In other cases, such as when tracking medical or financial information, data can be intricately and intimately connected to people’s lives both in extraction of data and its applications — and the Center wants to impart those considerations to the MSDS students. 

“We're bringing a social science perspective, or more specifically an anthropological perspective, into this question of data ethics,” Lengen said.  

One MSDS student, Lucas Beane, said this course was “eye-opening” for him. His capstone research is working with the Engineering School on Charlottesville’s Open Data Portal — an organization that provides access to data about Charlottesville. This organization seeks to make data accessible in order to promote problem-solving on various issues in the City, such as affordable housing. 

Not only does the Center focus on education but it also focuses on research. The Center is interested in exploring ethical issues that surface in tandem with new technologies. 

“Kind of what [the education and research] will be doing together is a real focus not just on the ‘rules’ and ‘guidelines’ notion of ethics, like how to be a good data scientist, follow the proper ethical rules,” Zigon said. “We want to do that, that's important, but also get students and data scientists to recognize that indeed ... the technologies they are involved in, and the work that they're doing, is very likely the future of technology in the world.”

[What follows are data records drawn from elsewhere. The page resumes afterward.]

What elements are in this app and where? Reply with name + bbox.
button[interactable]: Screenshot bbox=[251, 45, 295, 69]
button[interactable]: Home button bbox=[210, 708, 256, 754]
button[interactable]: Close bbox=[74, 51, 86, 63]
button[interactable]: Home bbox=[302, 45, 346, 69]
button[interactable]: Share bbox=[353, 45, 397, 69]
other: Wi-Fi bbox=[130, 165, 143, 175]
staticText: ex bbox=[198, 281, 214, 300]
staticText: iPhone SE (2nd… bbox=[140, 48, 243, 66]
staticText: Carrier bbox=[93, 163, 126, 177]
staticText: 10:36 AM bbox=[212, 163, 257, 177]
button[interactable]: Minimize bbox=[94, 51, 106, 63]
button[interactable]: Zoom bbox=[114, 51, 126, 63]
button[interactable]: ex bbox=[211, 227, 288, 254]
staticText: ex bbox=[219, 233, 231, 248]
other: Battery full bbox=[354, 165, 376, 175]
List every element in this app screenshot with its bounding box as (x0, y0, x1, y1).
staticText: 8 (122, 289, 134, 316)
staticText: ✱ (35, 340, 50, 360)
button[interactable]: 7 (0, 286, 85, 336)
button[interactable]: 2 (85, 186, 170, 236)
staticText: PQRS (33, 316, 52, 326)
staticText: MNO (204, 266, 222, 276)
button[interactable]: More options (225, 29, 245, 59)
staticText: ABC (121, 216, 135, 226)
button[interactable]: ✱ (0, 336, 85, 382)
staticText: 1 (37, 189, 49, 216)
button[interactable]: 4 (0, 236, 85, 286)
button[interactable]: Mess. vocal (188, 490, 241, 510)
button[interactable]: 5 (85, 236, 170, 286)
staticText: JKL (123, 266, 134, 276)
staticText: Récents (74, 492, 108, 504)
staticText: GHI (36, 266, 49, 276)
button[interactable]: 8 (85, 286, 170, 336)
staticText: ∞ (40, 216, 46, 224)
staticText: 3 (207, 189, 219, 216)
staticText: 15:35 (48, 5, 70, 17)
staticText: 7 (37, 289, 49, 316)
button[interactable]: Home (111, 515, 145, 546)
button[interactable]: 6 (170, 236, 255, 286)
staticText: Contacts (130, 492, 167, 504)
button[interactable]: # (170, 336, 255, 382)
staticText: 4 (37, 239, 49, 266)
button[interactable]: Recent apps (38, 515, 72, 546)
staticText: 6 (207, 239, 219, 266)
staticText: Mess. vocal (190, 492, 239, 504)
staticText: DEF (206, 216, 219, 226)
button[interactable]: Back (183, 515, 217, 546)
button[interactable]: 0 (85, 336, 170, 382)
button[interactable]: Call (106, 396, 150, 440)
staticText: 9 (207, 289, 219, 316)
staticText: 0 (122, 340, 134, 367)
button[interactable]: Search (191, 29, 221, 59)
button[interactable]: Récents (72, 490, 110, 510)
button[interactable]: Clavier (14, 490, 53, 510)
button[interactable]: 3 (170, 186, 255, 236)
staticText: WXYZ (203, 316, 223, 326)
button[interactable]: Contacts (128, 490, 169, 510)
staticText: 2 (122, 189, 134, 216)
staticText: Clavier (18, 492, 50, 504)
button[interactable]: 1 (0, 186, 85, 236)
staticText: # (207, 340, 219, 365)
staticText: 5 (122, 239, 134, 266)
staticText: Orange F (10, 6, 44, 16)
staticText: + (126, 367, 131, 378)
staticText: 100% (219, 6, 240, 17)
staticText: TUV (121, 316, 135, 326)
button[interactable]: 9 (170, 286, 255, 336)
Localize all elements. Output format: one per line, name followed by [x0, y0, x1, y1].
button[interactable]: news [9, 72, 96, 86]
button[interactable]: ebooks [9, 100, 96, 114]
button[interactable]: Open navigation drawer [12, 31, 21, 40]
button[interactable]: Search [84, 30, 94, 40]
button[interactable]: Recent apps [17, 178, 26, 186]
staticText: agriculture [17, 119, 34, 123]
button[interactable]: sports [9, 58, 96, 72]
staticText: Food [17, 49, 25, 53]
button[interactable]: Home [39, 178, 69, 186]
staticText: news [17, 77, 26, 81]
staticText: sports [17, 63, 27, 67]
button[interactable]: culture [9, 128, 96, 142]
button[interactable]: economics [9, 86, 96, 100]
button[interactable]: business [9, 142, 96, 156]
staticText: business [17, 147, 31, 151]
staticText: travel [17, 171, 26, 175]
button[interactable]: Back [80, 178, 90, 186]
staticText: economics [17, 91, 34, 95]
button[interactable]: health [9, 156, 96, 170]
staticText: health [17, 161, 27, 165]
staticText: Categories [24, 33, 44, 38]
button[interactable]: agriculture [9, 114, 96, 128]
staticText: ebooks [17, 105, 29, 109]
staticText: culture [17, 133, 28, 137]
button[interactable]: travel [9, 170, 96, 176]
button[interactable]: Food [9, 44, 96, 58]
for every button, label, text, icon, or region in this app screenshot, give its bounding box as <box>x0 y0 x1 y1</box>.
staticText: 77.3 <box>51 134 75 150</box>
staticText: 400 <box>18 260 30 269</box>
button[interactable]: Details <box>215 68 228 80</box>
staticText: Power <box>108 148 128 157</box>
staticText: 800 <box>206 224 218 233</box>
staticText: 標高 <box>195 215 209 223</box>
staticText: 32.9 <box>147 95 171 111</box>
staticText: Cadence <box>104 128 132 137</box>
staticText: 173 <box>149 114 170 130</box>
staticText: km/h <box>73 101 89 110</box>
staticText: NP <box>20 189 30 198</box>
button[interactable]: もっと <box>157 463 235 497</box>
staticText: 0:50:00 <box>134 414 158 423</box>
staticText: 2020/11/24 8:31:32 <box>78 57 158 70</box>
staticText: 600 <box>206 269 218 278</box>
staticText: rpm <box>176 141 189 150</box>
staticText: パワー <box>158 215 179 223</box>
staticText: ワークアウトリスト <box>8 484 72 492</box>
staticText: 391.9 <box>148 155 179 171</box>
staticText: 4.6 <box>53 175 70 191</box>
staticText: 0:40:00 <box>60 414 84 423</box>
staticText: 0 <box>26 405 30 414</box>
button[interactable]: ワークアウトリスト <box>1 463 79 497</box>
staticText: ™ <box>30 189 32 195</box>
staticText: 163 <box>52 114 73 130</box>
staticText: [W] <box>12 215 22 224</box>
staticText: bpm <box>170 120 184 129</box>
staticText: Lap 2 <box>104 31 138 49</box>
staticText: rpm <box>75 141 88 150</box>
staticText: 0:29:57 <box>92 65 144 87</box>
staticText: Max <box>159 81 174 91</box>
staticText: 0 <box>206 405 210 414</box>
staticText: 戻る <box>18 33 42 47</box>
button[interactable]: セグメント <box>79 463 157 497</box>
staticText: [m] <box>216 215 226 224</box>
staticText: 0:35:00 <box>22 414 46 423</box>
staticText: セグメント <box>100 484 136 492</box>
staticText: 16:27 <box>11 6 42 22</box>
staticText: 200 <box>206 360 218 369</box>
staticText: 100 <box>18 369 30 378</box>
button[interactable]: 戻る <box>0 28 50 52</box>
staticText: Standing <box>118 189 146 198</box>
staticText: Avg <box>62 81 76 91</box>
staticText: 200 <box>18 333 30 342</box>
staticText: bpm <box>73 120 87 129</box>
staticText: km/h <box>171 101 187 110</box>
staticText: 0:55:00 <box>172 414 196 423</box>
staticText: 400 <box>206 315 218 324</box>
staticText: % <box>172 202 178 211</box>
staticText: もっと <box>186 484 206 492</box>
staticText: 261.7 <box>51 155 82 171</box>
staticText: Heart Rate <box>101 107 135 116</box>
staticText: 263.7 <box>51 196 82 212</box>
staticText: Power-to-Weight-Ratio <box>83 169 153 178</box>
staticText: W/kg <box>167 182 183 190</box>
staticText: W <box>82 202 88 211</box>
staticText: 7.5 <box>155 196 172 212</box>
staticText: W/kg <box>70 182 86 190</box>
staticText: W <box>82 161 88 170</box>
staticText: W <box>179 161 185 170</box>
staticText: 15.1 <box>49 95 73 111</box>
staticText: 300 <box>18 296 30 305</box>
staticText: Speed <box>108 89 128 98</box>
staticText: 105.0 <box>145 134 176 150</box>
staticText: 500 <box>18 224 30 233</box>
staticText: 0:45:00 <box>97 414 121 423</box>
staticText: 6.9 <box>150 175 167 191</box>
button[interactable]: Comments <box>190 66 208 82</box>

In the month since the DSI and the Center began their partnership, they have faced challenges with getting the program fully underway and converging distinct viewpoints on what ethical interpretations of data truly means. Both Lengen and Zigon emphasized reframing data ethics as not only a set of guidelines for data scientists to follow while doing research but an exploration of how data development shifts human interaction. 

“There's a lot of support from the DSI for the kind of questions we want to look at and the kind of data ethics we're trying to develop here,” said Lengen. 

The DSI is looking to expand its contribution to data research and plans to start a Ph.D. program. As hubs of data ethics pop up in other universities, Lengen is optimistic that the Center will continue to develop with the DSI.